またこの二人が非常に対照的で、真面目で研究熱心なニキ・ラウダ、天才的だが酒に女に破滅的な生活を繰り返すジェームス・ハント。しかしハントらの強行意見で結構された激しい雨中でのグランプリで、ラウダが大事故で重傷を負います。それに責任を感じていたハントに対し、リハビリ途中でもレースに復帰するラウダ。二人の年間チャンピオン争いが再燃する中、二人のお互いへの友情にも似た想いが交錯します・・・。
どれほど異なる性格や異なる手法を持った者同士でも、同じ目的に向って競い合う大きな才能を持った者同士が得ることができる共感、それがこのストーリーの根幹です。

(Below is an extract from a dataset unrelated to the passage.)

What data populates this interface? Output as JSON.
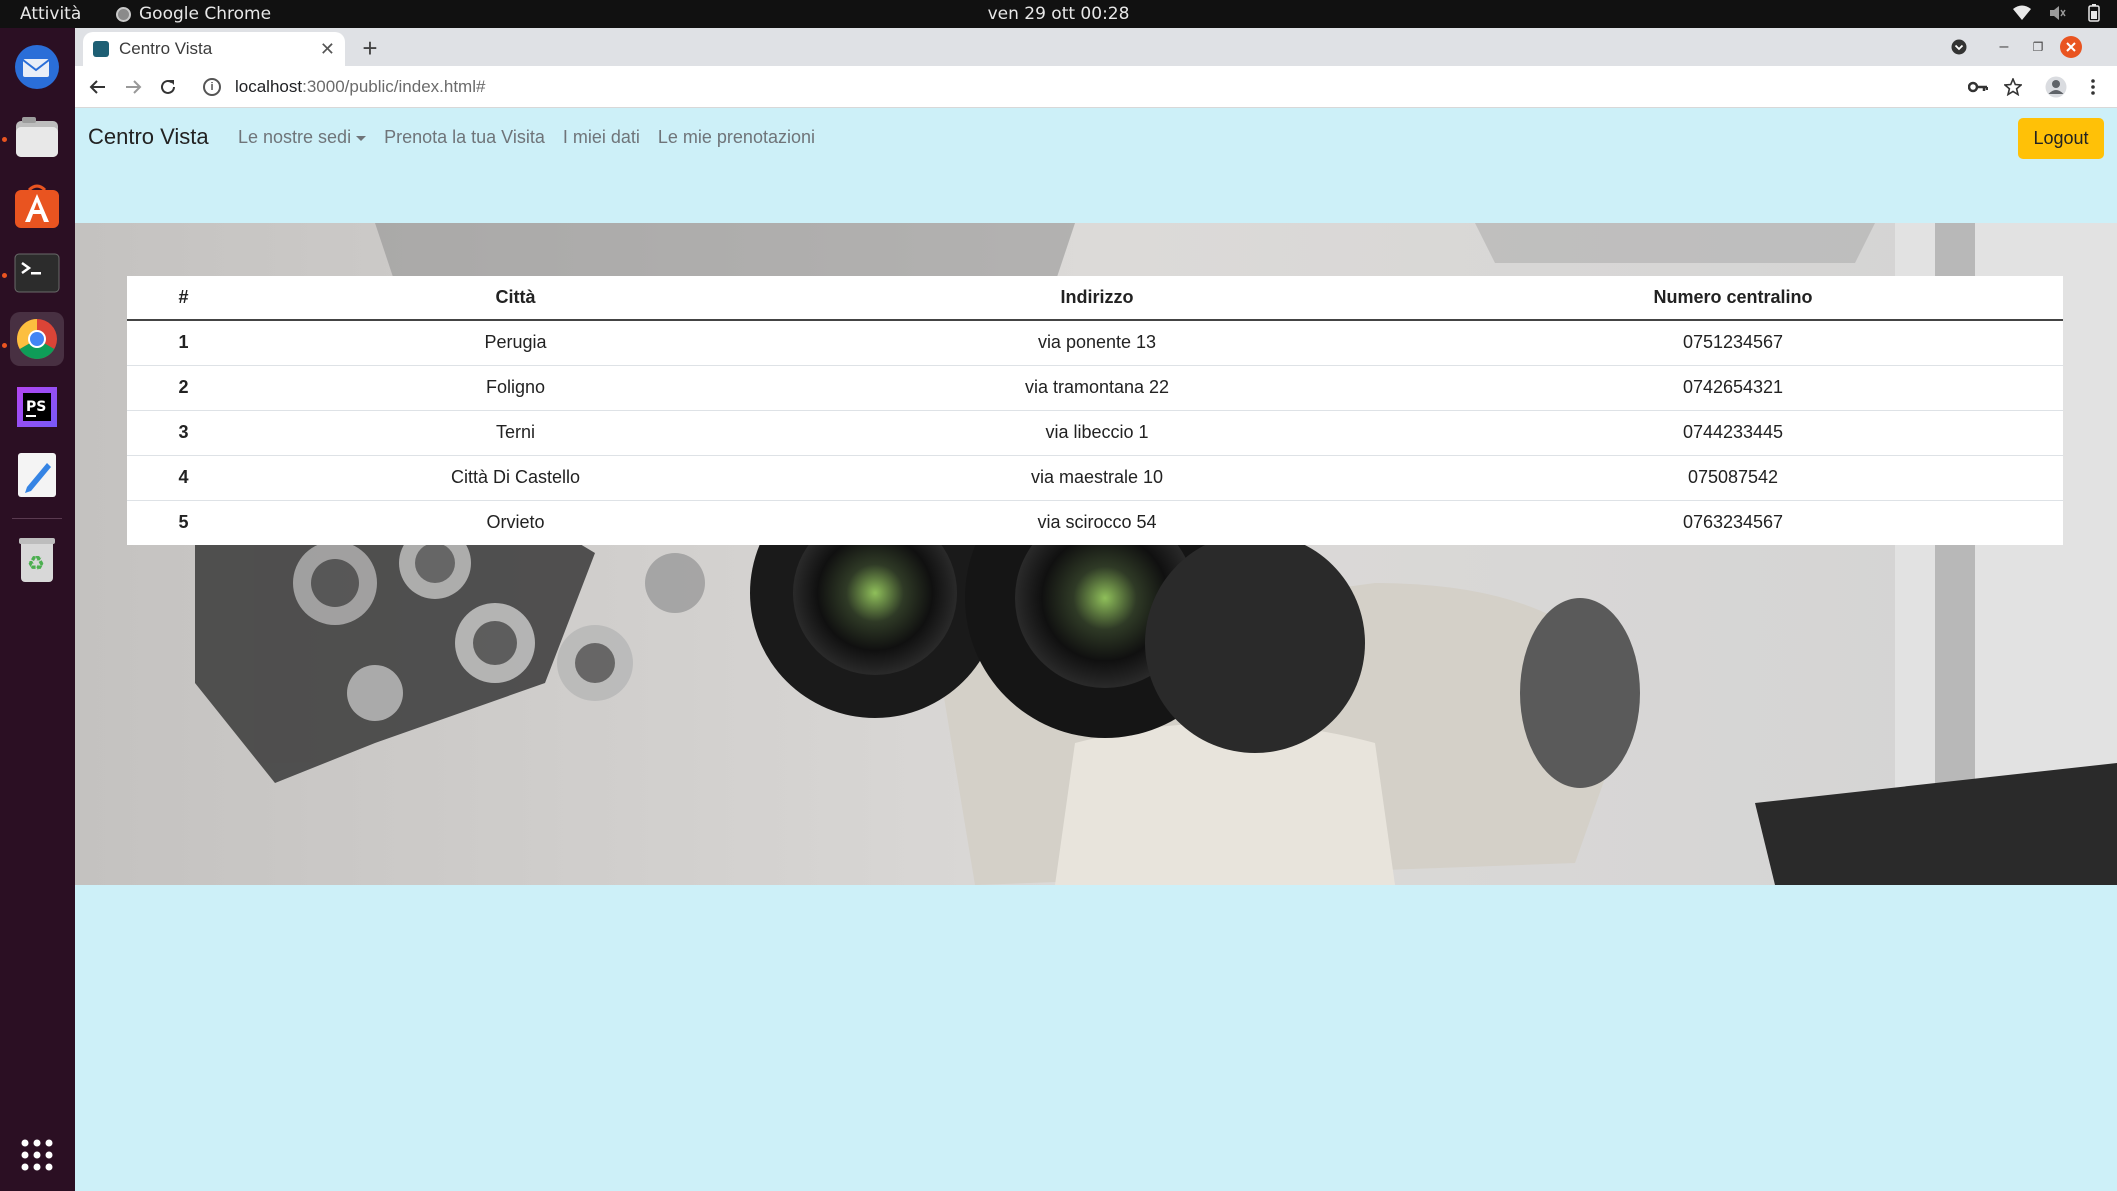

我々凡人には羨むことしかできないのですが、その縮図はどこにでもあるもの。互いの才能を認め合う者の存在は、その二人の引き起こすケミストリーで、その成果が大化けすることもあるでしょう。例えばビートルズのジョンとポールのように。そんな想いを持ちながら、この作品を観ていました。
そう言えば、この作品を観に行った時の時間の都合で、字幕ではなく吹き替えで観たのですが、この二人の主役の声を演じていたのがKinKi Kidsの二人でした。この事実には、知らずに観て観賞後に気付いたのですが、なかなか二人の声の出演も良かったですよ。
とても良く出来た作品でした。面白かったです。